Adulé dans le monde entier et malgré quelques apparitions fugaces sur les scènes hexagonales, Sir András Schiff est longtemps resté chez nous un pianiste confidentiel. « J’aime la France, le pays, son histoire et ses arts. J’aime également la nourriture, les fromages et les bons vins. Le public français est exigeant mais lorsqu’il aime, il peut le montrer avec beaucoup d’enthousiasme. Mon vécu avec les critiques a été très négatif, mais je me garde de généraliser parce que je compte beaucoup d’amis parmi eux. Je suis ravi aujourd’hui d’avoir l’opportunité de jouer à Paris mais également à Lyon, Bordeaux ou Aix-en-Provence. »

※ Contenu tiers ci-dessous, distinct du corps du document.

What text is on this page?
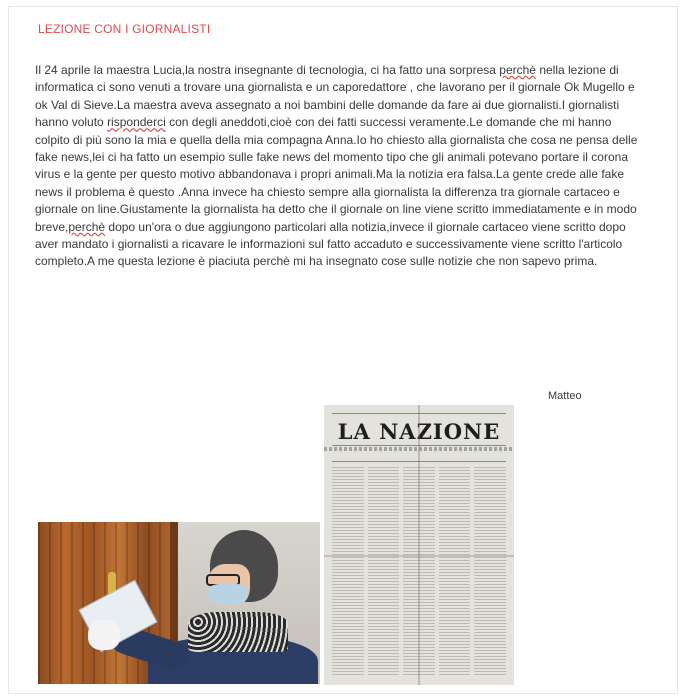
LEZIONE CON I GIORNALISTI
Il 24 aprile la maestra Lucia,la nostra insegnante di tecnologia, ci ha fatto una sorpresa perchè nella lezione di informatica ci sono venuti a trovare una giornalista e un caporedattore , che lavorano per il giornale Ok Mugello e ok Val di Sieve.La maestra aveva assegnato a noi bambini delle domande da fare ai due giornalisti.I giornalisti hanno voluto risponderci con degli aneddoti,cioè con dei fatti successi veramente.Le domande che mi hanno colpito di più sono la mia e quella della mia compagna Anna.Io ho chiesto alla giornalista che cosa ne pensa delle fake news,lei ci ha fatto un esempio sulle fake news del momento tipo che gli animali potevano portare il corona virus e la gente per questo motivo abbandonava i propri animali.Ma la notizia era falsa.La gente crede alle fake news il problema è questo .Anna invece ha chiesto sempre alla giornalista la differenza tra giornale cartaceo e giornale on line.Giustamente la giornalista ha detto che il giornale on line viene scritto immediatamente e in modo breve,perchè dopo un'ora o due aggiungono particolari alla notizia,invece il giornale cartaceo viene scritto dopo aver mandato i giornalisti a ricavare le informazioni sul fatto accaduto e successivamente viene scritto l'articolo completo.A me questa lezione è piaciuta perchè mi ha insegnato cose sulle notizie che non sapevo prima.
Matteo
LA NAZIONE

À l’époque, ce lauréat des Concours Tchaïkovski en 1974 et de Leeds en 1975 avait déjà à son actif des enregistrements mémorables dont une intégrale de la musique pour clavier de Bach, des Concertos de Mozart vif-argent sous la direction communicative de Sandor Végh et entrepris l’ascension des 32 Sonates de Beethoven. Depuis quelques années, l’horizon s’est dégagé grâce à André Furno qui l’invite systématiquement à Piano**** en récital ou avec orchestre.

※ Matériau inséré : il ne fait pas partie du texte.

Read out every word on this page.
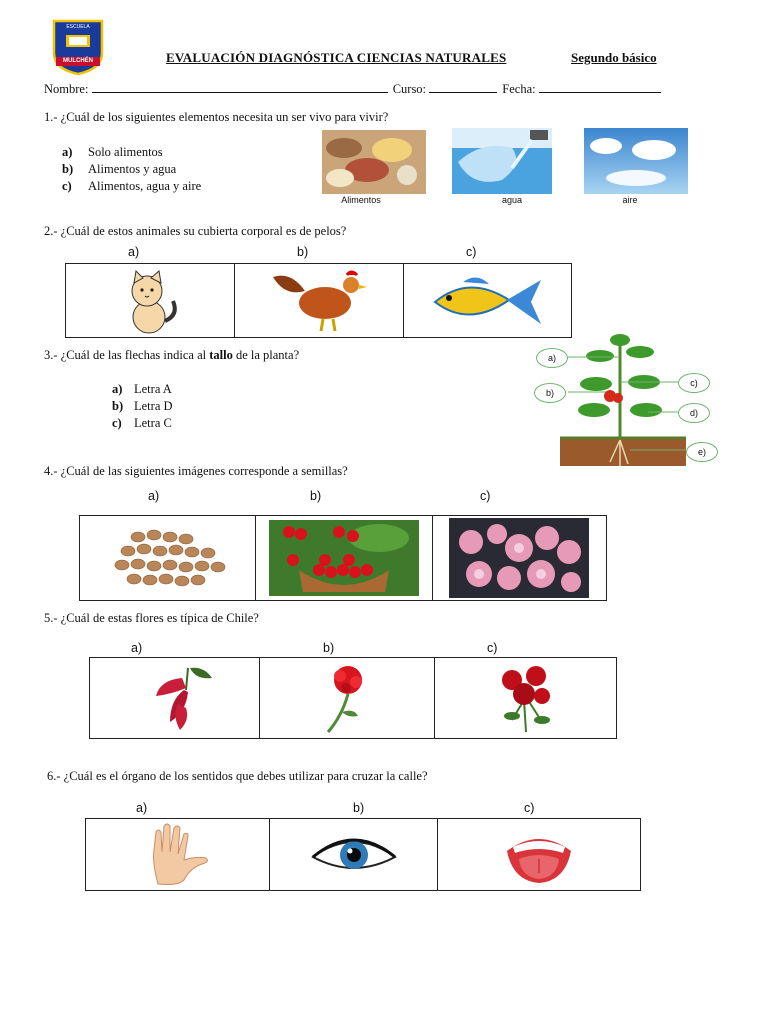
ESCUELA
MULCHÉN	EVALUACIÓN DIAGNÓSTICA CIENCIAS NATURALES	Segundo básico
Nombre:	Curso:	Fecha:
1.- ¿Cuál de los siguientes elementos necesita un ser vivo para vivir?
a) Solo alimentos
b) Alimentos y agua
c) Alimentos, agua y aire
Alimentos	agua	aire
2.- ¿Cuál de estos animales su cubierta corporal es de pelos?
a)	b)	c)
3.- ¿Cuál de las flechas indica al tallo de la planta?
a) Letra A
b) Letra D
c) Letra C
a)
b)
c)
d)
e)
4.- ¿Cuál de las siguientes imágenes corresponde a semillas?
a)	b)	c)
5.- ¿Cuál de estas flores es típica de Chile?
a)	b)	c)
6.- ¿Cuál es el órgano de los sentidos que debes utilizar para cruzar la calle?
a)	b)	c)
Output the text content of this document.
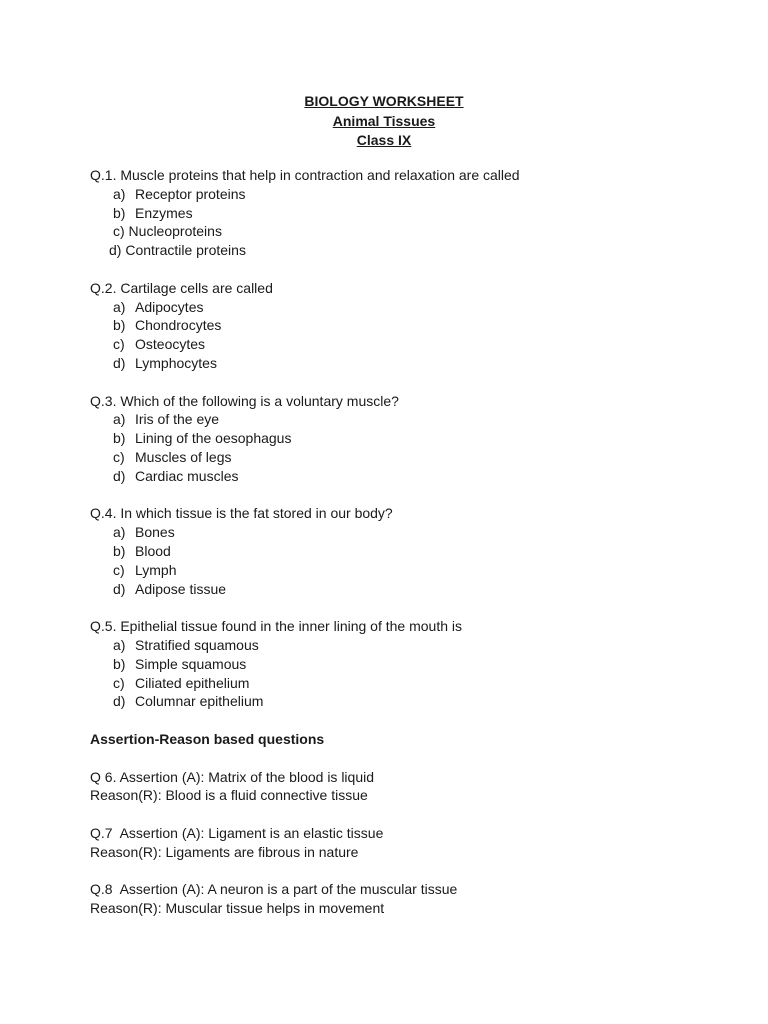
BIOLOGY WORKSHEET
Animal Tissues
Class IX
Q.1. Muscle proteins that help in contraction and relaxation are called
a) Receptor proteins
b) Enzymes
c) Nucleoproteins
d) Contractile proteins
Q.2. Cartilage cells are called
a) Adipocytes
b) Chondrocytes
c) Osteocytes
d) Lymphocytes
Q.3. Which of the following is a voluntary muscle?
a) Iris of the eye
b) Lining of the oesophagus
c) Muscles of legs
d) Cardiac muscles
Q.4. In which tissue is the fat stored in our body?
a) Bones
b) Blood
c) Lymph
d) Adipose tissue
Q.5. Epithelial tissue found in the inner lining of the mouth is
a) Stratified squamous
b) Simple squamous
c) Ciliated epithelium
d) Columnar epithelium
Assertion-Reason based questions
Q 6. Assertion (A): Matrix of the blood is liquid
Reason(R): Blood is a fluid connective tissue
Q.7  Assertion (A): Ligament is an elastic tissue
Reason(R): Ligaments are fibrous in nature
Q.8  Assertion (A): A neuron is a part of the muscular tissue
Reason(R): Muscular tissue helps in movement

Johann Sebastian Bach devant l’Éternel
Au programme du mois de décembre, Le Clavier bien tempéré de Bach, un compositeur que ce pianiste a fait sien avant même son apprentissage du piano à la légendaire Académie Franz Liszt de Budapest : « J’ai adoré Bach dès ma plus tendre enfance et il est demeuré l’un de mes compositeurs préférés. Enfant, on ne peut pas comprendre la complexité de sa musique mais on a instinctivement le sentiment qu’il y a là quelque chose de grand. Rien n’a changé dans mon approche, mais j’ai peut-être moi-même changé ou plutôt mûri comme un bon vin. Ayant vécu avec Bach pendant plus de six décennies, je le connais beaucoup plus profondément maintenant. Il s’agit d’un voyage sans fin, d’un « work in progress ». Notre relation est donc devenue extrêmement intime. Par le passé, je me suis infligé les Études de Czerny. Il va de soi que ça ne stimulait pas beaucoup l’esprit. Plus tard, j’ai découvert les bienfaits d’un démarrage avec Bach – rafraîchissement par le corps, l’âme et l’esprit. Chaque jour de ma vie débute en jouant Bach au clavier durant une heure environ. Après cela, ma journée peut commencer et se poursuivre. »

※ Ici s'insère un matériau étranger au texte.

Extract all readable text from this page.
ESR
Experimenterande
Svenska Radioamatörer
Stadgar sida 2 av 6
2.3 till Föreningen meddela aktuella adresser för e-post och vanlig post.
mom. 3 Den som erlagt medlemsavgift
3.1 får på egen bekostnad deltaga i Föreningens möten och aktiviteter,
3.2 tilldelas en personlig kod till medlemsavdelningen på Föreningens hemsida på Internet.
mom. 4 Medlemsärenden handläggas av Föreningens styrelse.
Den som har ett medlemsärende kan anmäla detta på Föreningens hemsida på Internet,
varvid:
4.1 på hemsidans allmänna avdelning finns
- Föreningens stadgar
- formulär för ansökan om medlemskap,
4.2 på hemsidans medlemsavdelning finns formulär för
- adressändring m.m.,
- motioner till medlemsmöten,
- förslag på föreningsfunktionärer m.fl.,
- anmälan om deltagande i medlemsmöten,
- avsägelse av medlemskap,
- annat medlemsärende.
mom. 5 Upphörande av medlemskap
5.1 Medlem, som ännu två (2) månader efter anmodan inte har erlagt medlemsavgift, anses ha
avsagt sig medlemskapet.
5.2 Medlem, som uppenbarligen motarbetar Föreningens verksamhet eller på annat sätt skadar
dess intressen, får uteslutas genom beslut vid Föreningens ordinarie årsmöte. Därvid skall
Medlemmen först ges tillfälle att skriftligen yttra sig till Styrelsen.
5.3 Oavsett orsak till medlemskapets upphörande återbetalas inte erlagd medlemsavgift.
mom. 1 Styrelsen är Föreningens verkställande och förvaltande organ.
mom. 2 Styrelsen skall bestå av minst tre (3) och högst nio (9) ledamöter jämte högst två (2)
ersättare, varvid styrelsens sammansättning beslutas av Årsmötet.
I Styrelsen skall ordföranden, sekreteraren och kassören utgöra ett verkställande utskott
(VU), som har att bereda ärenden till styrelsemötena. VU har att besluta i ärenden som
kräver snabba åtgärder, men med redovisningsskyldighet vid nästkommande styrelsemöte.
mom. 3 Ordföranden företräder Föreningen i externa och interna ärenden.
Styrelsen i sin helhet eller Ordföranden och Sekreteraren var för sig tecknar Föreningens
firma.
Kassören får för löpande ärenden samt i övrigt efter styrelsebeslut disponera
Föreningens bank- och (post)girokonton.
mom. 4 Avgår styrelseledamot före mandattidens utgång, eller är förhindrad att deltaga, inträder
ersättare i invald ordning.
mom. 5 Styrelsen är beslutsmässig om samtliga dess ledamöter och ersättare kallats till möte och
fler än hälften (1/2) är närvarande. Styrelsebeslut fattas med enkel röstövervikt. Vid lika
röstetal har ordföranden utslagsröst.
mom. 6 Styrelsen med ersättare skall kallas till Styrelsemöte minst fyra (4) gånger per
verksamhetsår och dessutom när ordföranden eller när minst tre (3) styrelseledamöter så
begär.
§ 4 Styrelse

Sa passion pour le Cantor de Leipzig s’est confortée au contact à Londres du célèbre claveciniste George Malcolm (1917-1997) qui lui a ouvert des horizons dont il a su ensuite tirer parti par ses recherches musicologiques et le souci de cerner au plus près le style du compositeur : « Ce qui me touche le plus chez Bach, c’est sa piété sans artifices, une absence totale de Moi loin de tout égocentrisme […] Il avait une conscience aigüe de ce qu’il était et de ce dont il était capable mais il ne composait pas en pensant à la postérité ou à la gloire éternelle. Son dévouement me fait penser à la Renaissance florentine ou au Moyen-Âge avec ses grandes cathédrales. Qui en connaissait les architectes, les tailleurs, les sculpteurs ? »
Passeur et humaniste
L’activité de pédagogue lui est essentielle et est suivie avec ferveur chaque été par un public nombreux à Gstaad ou à Verbier : « En prenant de l’âge, j’éprouve une passion grandissante pour l’enseignement. J’aime les jeunes artistes talentueux et je voudrais pouvoir les influencer, les guider et leur donner des conseils judicieux. Le niveau général est très élevé mais j’ai la nostalgie de ces grands artistes de ma jeunesse et même d’avant. Ceux de ma génération ne pouvaient écouter Busoni, Rachmaninov, Cortot, Edwin Fischer et Schnabel qu’à travers leurs disques. J’ai pu toutefois entendre Rubinstein, Horowitz, Richter, Serkin, Arrau, Kempff, Michelangeli et Annie Fischer. Ces personnalités me manquent. »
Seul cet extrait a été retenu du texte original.